Why do some people feel uncomfortable around dogs?

My dog ​​is grieving

Do dogs mourn their conspecifics? Or if they lose their owner? We have put together information about mourning in dogs here.

Can dogs grieve?

It has not yet been scientifically clarified whether dogs can mourn. Many dog ​​owners would immediately say: yes. Because they have seen their four-legged friend mourn a pack member. Or was completely blown after the child moved out.

Biologists at least go so far as to say: yes, animals mourn. In any case, those who normally live in social associations and enter into long-term relationships with offspring, relatives and / or partners. These include next to the dogs z. B. also dolphins, whales, elephants or primates (monkeys). Dogs (and cats too) measurably change their behavior when a close housemate dies and it doesn't go too far to call this mourning. But of course we do not know how our dog feels when he is grieving and whether that is the same grief that a person feels.

One might well ask whether an animal understands the finality of death. Certainly but in any case the absence of a familiar conspecific hurts a lot. B. Has provided security, proximity and company. For example, the dog mourns the loss of a bitch who may have been company, playmate, but also a sexual partner.

How do I know my dog ​​is grieving?

The grief usually runs in phases: From the initial “That can't be” (protest phase) to a depressive-looking withdrawal (desperation phase). Usually this is followed by re-entry into normal life, bit by bit. However, some people - or animals - remain withdrawn and then need help.

The following behaviors can occur and - in combination with the death or departure of a conspecific or loved one - indicate grief:

  • The dog eats hesitantly or not at all.
  • The animal looks restless, wanders around. Often it also withdraws and sleeps more.
  • Play instinct and general expressions of joy such as tail wagging decrease.
  • Your four-legged friend is increasingly looking for you to be close by, wants to cuddle a lot or simply doesn't leave your side. He doesn't tolerate being alone.
  • Frictions among the remaining pack members often occur, as the hierarchy has to be re-explored.
  • Other behaviors or habits can suddenly change.


Some dogs mourn a dog less than they mourn the loss of their master or mistress. This is explained by the fact that not only is the person missing, but also the usual processes, feeding routine, walking laps, etc. break away with them. Often a move to a new home is also pending, which also causes stress. In addition, our domestic dogs are usually much more dependent on "their" humans than on their pack mates.

When dogs grieve: how can I help?

Is your dog grieving? Here's how you can support him: Above all, be sensitive to what he needs right now. Here are a few more tips to make saying goodbye a little easier:

Saying goodbye: If possible, the dog should be able to say goodbye. Sniff the conspecifics one more time - animals then know that the friend is dead. Leave familiar blankets or - in the case of people - items of clothing or shoes for a while and then put them away piece by piece. Even if you as the owner feel more like a "cut" and would like to hide everything in a box straight away.

Cuddle a lot: Be very clear about the needs of your four-legged friend for a while: If he wants some rest, leave it to him. If he wants to cuddle, give him a little more time than usual with petting, brushing, etc.
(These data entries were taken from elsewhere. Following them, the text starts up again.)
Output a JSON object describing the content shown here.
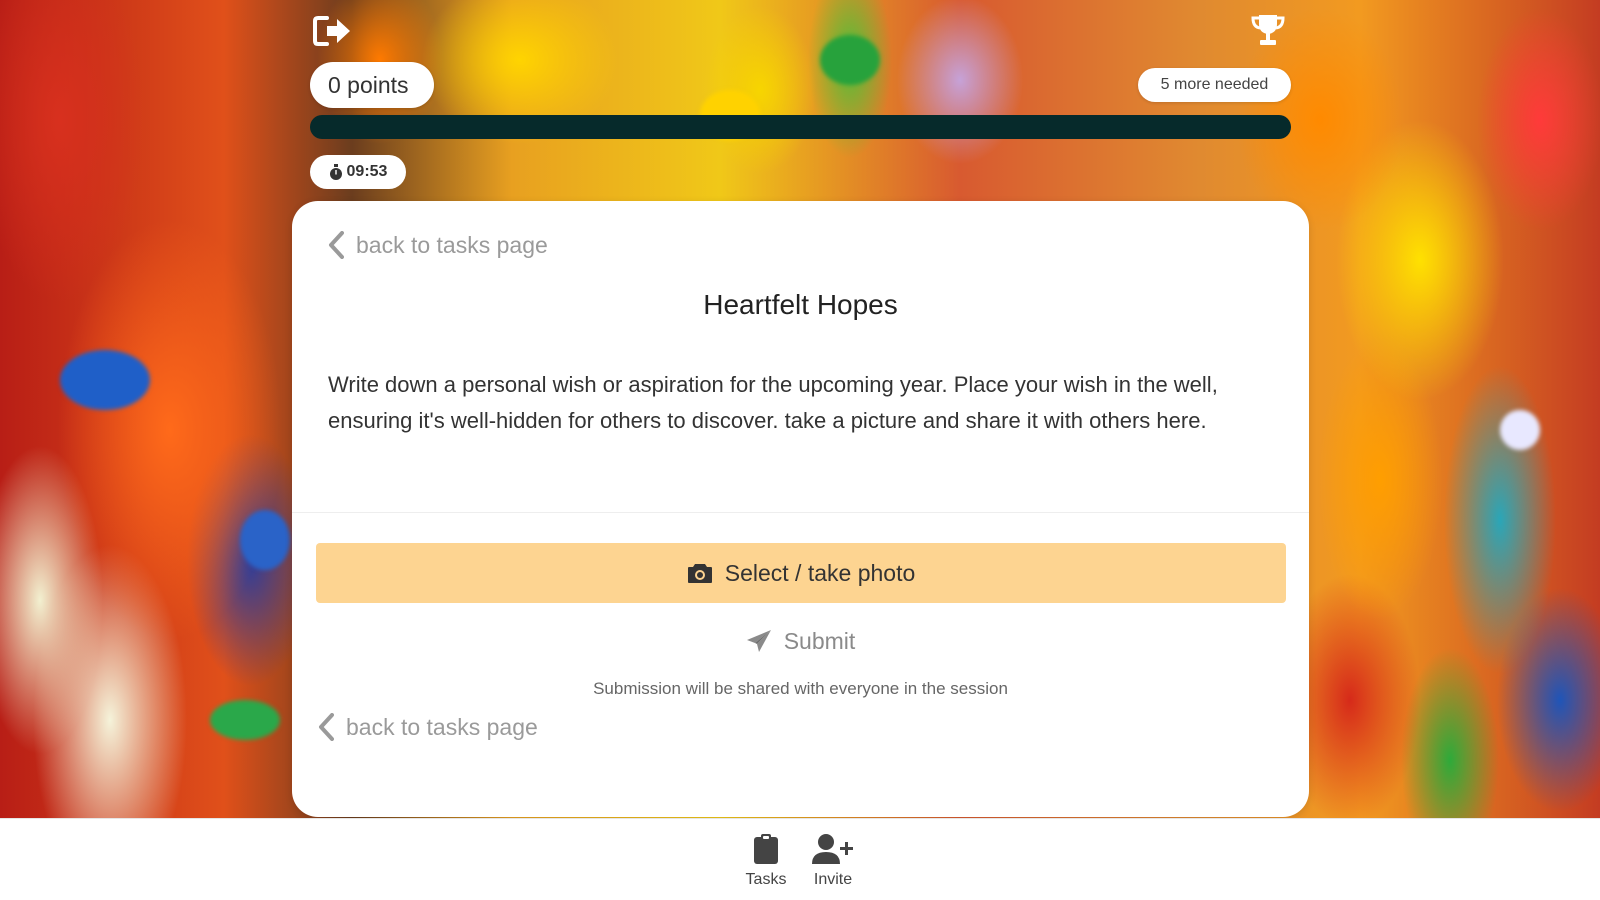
{
  "header": {
    "points_label": "0 points",
    "needed_label": "5 more needed",
    "progress_fraction": 0,
    "timer": "09:53",
    "logout_icon": "sign-out-icon",
    "trophy_icon": "trophy-icon"
  },
  "task": {
    "back_label": "back to tasks page",
    "title": "Heartfelt Hopes",
    "description": "Write down a personal wish or aspiration for the upcoming year. Place your wish in the well, ensuring it's well-hidden for others to discover. take a picture and share it with others here.",
    "photo_button": "Select / take photo",
    "submit_button": "Submit",
    "share_note": "Submission will be shared with everyone in the session"
  },
  "nav": {
    "tasks_label": "Tasks",
    "invite_label": "Invite"
  },
  "colors": {
    "photo_button_bg": "#fdd491",
    "progress_track": "#062a2b"
  }
}
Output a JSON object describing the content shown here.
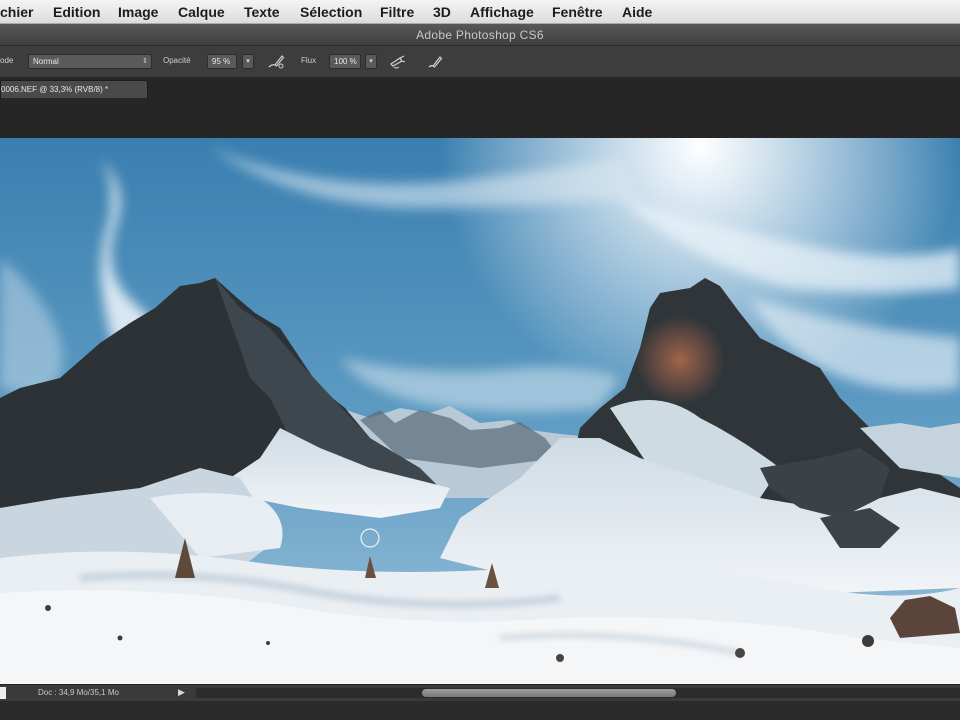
{
  "menubar": {
    "items": [
      "chier",
      "Edition",
      "Image",
      "Calque",
      "Texte",
      "Sélection",
      "Filtre",
      "3D",
      "Affichage",
      "Fenêtre",
      "Aide"
    ]
  },
  "window": {
    "title": "Adobe Photoshop CS6"
  },
  "options": {
    "mode_label": "ode",
    "mode_value": "Normal",
    "opacity_label": "Opacité",
    "opacity_value": "95 %",
    "flow_label": "Flux",
    "flow_value": "100 %"
  },
  "document": {
    "tab_label": "0006.NEF @ 33,3% (RVB/8) *"
  },
  "status": {
    "doc_info": "Doc : 34,9 Mo/35,1 Mo",
    "arrow": "▶"
  },
  "icons": {
    "pressure_opacity": "pen-pressure-icon",
    "airbrush": "airbrush-icon",
    "pressure_size": "pen-pressure-size-icon"
  }
}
Giving security: Of course, you can also mourn if the deceased was important to you. Nevertheless, try to offer your furry darling as much security, calm and normalcy as possible, this will significantly reduce the stress for him. These include B. the normal walking laps and feeding times. Dogs therefore grieve less when the owner offers them stability.

Allow mourning rituals: Does your dog mourn, sit in front of the door every day and look out for his partner? That's fine, don't stop this. It usually goes by on its own after a while, but you can try to distract him with games.

Activate: Try to get your dog going again after a period of grief. Persistent walks, maybe to new places, new games or going for a walk with other dogs can awaken the spirits and also distract him a little.

My dog ​​is grieving: how much is normal?

Experience shows that dogs mourn very differently and for different lengths of time. Therefore there is hardly a rule of thumb. Usually the grieving behavior ends after less than half a year. Your dog mourns for a long time, seems to suffer extremely from it, is losing weight, just dragging the partner's blanket around and is not responsive? Then please get competent help in-house as soon as possible! A specialist veterinarian for behavioral medicine or very well-trained dog trainers will work with you to provide assistance to make your beloved four-legged friend's farewell and life easier. It can also prevent the dog from slipping into a real depressive phase.

Important: Strong territorial behavior can also be part of the mourning behavior. So if you want to get a new animal, let enough time pass. Otherwise the probability increases that the new roommate will be rejected by your dog, possibly even fought. On the other hand, there are also dogs whose grief was abruptly ended by a new comrade and whose joie de vivre quickly returned.

Dog mourns: conclusion

Even if it is not scientifically clear how dogs grieve, you see it often enough. Support your darling with attention and care during this time.